Galen put the glass back on the ledge, turning to Aurelian. "Aurelian, as we had discussed before, the Senate is voting you t
o hold the office of Consul while I am gone. Nerva Licius Commodus, who is holding the other consular office, will be going with me, so we shall fill the other with Maxian here. I trust both of you, though not necessarily anyone else in the city, so be careful. The Senators are a little restless over this campaign in the East and will doubtless bend the ears of both of you while I am gone."
Aurelian nodded in agreement, though his open face showed how pleased he was at the prospect.
Galen smiled, a little tight smile, and ran a hand through his short hair. "Maxian, you are the linchpin of this whole effort in the East. I had considered taking you with me—a campaign would be beneficial to your education—but someone has to maintain the telecast here so that I can be informed of any developments in the West. The device will be brought up from the Summer House within the next week, in secret, and installed in the library. Aurelian will handle the day-to-day business, but you need to keep an eye on the men who were in that room with me."

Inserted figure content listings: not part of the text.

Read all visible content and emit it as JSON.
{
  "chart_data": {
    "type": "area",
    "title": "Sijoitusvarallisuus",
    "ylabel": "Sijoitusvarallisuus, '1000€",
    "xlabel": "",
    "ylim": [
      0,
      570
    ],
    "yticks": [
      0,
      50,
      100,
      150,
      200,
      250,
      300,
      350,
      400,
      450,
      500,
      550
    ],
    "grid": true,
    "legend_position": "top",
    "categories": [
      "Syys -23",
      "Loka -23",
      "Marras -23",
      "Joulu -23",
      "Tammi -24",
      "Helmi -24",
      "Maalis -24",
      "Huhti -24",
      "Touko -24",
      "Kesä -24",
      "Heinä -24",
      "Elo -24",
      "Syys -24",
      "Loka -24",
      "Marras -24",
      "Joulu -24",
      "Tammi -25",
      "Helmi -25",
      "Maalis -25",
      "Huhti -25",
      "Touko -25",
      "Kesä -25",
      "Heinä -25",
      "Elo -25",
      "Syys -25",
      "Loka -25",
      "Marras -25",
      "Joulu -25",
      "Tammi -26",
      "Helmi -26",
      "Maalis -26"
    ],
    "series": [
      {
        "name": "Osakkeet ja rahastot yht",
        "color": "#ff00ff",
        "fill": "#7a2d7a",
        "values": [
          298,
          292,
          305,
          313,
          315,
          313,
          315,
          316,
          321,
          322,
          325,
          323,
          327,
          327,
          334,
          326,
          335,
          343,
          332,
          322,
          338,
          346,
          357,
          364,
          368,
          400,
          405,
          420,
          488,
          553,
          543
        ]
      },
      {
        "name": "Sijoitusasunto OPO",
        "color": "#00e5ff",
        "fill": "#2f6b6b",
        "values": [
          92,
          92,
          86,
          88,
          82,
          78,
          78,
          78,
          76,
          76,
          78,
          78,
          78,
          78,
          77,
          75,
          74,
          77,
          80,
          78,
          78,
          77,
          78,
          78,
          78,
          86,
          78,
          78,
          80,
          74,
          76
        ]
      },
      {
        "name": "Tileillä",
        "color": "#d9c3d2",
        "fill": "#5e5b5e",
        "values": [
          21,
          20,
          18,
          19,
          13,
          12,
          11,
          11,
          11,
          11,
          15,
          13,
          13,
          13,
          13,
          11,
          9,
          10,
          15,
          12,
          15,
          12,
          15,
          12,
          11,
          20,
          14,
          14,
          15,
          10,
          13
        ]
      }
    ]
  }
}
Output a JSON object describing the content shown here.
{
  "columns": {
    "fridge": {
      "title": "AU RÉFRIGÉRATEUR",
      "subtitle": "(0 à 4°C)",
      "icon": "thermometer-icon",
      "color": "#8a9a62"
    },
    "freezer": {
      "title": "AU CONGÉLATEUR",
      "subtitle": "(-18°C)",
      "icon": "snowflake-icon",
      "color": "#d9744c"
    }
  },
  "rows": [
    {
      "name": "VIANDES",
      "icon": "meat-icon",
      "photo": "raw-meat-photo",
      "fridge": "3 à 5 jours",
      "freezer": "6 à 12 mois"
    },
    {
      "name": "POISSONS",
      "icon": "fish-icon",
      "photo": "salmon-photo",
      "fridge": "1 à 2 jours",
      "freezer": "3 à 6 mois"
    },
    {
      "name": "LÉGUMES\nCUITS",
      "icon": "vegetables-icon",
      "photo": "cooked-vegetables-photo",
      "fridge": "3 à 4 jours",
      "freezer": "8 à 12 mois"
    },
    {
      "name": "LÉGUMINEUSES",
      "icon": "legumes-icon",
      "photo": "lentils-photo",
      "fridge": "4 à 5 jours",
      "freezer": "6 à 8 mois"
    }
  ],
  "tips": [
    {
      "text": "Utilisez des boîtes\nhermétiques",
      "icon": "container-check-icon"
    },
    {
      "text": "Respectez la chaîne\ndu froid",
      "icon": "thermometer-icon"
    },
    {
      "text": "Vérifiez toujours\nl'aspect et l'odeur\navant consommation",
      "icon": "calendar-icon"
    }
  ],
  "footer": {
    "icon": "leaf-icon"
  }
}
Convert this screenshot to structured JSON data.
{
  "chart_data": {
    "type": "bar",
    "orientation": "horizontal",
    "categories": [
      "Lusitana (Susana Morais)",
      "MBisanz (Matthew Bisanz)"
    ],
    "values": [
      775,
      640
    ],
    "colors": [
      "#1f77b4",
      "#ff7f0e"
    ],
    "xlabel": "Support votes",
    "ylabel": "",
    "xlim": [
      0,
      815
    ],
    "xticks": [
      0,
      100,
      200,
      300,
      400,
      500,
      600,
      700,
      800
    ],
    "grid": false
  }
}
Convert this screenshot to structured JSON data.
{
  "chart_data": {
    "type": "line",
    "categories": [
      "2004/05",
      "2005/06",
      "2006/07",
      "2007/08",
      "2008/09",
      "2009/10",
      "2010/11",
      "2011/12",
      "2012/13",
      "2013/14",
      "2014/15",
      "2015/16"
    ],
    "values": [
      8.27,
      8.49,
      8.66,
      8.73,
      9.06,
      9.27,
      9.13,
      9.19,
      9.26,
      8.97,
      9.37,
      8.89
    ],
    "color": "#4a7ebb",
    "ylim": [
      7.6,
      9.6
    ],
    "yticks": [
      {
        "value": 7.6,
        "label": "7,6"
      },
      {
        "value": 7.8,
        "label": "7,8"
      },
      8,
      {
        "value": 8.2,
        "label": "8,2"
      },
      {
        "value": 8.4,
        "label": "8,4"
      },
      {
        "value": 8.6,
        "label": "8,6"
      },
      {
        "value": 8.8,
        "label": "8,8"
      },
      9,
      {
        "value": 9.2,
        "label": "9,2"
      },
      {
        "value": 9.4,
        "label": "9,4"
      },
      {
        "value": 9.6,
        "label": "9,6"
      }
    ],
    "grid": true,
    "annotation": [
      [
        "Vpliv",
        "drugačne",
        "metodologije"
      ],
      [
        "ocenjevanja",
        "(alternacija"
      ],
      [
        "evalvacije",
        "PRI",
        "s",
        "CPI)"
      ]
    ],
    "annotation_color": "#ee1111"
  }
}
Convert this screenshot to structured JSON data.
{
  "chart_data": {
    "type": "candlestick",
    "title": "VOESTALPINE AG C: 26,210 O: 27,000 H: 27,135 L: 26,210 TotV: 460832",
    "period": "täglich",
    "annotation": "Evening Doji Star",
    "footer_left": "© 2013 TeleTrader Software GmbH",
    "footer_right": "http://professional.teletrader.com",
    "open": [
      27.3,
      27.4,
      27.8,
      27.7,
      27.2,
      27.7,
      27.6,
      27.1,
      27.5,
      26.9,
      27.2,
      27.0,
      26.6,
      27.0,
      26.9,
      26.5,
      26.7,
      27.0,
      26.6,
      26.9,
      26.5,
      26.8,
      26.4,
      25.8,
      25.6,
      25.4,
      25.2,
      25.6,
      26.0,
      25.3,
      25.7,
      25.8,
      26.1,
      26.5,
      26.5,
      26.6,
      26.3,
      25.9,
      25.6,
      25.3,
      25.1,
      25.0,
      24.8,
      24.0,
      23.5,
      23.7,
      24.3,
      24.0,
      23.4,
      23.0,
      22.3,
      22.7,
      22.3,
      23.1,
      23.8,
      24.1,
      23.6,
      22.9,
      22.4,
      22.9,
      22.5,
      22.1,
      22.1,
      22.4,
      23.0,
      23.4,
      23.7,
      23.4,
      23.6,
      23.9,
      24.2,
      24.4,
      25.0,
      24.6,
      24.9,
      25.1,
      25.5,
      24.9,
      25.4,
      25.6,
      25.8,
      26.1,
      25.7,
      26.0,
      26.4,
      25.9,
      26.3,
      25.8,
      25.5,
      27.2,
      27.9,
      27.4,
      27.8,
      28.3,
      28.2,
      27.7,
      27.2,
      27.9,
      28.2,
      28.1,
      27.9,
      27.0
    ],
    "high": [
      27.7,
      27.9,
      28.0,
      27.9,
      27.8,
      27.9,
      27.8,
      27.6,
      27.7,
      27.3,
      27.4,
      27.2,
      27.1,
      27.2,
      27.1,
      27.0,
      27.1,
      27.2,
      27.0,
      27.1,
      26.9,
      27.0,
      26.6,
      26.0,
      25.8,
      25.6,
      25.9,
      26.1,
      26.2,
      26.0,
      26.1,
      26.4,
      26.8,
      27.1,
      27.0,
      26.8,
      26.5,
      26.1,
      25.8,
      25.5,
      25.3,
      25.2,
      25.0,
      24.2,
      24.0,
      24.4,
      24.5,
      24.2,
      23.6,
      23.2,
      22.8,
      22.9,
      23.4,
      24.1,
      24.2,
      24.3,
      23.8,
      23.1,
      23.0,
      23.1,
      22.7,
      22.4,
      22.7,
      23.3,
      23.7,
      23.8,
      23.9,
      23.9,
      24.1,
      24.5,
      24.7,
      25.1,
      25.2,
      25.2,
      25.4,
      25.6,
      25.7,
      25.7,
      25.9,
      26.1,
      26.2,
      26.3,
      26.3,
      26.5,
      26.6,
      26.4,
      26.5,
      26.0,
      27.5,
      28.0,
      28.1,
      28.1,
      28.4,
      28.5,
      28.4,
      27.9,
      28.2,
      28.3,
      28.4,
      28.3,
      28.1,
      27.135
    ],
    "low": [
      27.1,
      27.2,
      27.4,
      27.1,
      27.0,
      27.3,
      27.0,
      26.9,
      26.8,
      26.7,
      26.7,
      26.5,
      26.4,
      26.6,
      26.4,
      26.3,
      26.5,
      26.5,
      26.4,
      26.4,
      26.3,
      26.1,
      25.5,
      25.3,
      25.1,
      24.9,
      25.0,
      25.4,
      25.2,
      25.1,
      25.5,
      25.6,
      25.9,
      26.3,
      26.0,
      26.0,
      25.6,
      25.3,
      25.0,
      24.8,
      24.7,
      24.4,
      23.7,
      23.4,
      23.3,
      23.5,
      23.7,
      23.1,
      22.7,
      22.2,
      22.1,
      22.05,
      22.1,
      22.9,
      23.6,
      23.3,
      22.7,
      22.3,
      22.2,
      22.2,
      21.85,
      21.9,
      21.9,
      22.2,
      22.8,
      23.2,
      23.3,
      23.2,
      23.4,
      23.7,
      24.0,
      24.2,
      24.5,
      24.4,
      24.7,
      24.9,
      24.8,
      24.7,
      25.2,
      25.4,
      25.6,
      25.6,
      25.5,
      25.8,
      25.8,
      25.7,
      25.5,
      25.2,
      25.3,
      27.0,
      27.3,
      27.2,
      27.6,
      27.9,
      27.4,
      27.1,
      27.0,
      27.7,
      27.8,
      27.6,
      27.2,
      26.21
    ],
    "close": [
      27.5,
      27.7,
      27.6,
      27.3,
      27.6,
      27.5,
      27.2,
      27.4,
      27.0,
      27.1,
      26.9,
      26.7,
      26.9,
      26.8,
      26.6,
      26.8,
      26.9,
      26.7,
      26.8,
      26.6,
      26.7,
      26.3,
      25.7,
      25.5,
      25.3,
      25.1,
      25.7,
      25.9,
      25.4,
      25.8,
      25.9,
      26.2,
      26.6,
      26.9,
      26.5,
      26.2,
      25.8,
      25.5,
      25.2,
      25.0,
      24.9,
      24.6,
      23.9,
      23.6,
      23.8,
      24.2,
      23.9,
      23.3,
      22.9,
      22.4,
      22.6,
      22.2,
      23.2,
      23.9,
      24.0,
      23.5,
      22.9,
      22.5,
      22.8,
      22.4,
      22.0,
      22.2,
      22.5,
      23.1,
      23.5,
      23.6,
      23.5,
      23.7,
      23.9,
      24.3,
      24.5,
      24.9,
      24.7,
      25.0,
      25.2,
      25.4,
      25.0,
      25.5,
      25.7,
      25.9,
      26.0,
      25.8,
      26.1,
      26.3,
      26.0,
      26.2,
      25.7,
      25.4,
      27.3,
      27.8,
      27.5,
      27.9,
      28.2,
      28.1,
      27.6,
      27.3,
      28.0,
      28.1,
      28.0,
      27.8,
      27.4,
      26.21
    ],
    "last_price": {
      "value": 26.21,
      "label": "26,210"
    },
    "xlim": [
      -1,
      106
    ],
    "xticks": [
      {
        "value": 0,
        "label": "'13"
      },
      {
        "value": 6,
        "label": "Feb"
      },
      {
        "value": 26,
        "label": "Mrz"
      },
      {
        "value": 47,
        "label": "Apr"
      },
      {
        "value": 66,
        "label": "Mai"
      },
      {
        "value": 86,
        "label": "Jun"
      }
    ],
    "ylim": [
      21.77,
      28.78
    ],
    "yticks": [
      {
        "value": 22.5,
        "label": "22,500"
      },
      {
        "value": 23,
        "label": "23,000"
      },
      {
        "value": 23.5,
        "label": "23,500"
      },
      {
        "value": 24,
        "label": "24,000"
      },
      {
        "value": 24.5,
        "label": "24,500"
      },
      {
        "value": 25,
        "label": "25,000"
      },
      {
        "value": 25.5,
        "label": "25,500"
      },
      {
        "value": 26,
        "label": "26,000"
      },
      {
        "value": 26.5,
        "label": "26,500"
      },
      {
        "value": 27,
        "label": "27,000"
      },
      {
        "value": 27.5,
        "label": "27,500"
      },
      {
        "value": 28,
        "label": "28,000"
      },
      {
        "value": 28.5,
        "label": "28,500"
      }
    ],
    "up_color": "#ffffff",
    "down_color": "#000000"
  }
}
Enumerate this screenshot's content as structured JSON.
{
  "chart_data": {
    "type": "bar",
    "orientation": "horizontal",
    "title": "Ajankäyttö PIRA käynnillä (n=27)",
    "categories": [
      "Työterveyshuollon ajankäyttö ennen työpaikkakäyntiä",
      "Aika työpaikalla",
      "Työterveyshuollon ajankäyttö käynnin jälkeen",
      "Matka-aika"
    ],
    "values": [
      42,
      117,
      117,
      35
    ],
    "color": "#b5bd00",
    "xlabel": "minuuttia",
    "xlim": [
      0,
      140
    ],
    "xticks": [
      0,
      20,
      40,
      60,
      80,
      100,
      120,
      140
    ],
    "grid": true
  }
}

Maxian rubbed his face, feeling the beard stubble. He did not like his brother's emphasis on the word education, for it implied that his long period of freedom was at an end. For the last six years, since they had come to the city in triumph, his brothers had carefully excluded him from the business of the state. This had been the wish of both their mother and their father, who saw for him a different path, that of the healer-priest. With Galen in the East, such liberty was at an end. Oddly, he did not feel outraged or angry at the presumption of his brother, but rather more comfortable, like a familiar cloak had been draped, at last, around his shoulders.
"Brother, if I do not mistake you, you want me to take over the network of informers and spies maintained by the Offices? Is this not the domain of the Duchess de'Orelio?"
Galen looked at his younger brother for a moment, his face pensive. "De'Orelio has always supported us, little brother, as has Gregorious and the other nobles. But in times such as these, when great events are in motion, the solid earth may be sand, the old friend an enemy. Given these things, I desire that you should begin assembling a separate set of informers and spies loyal to us."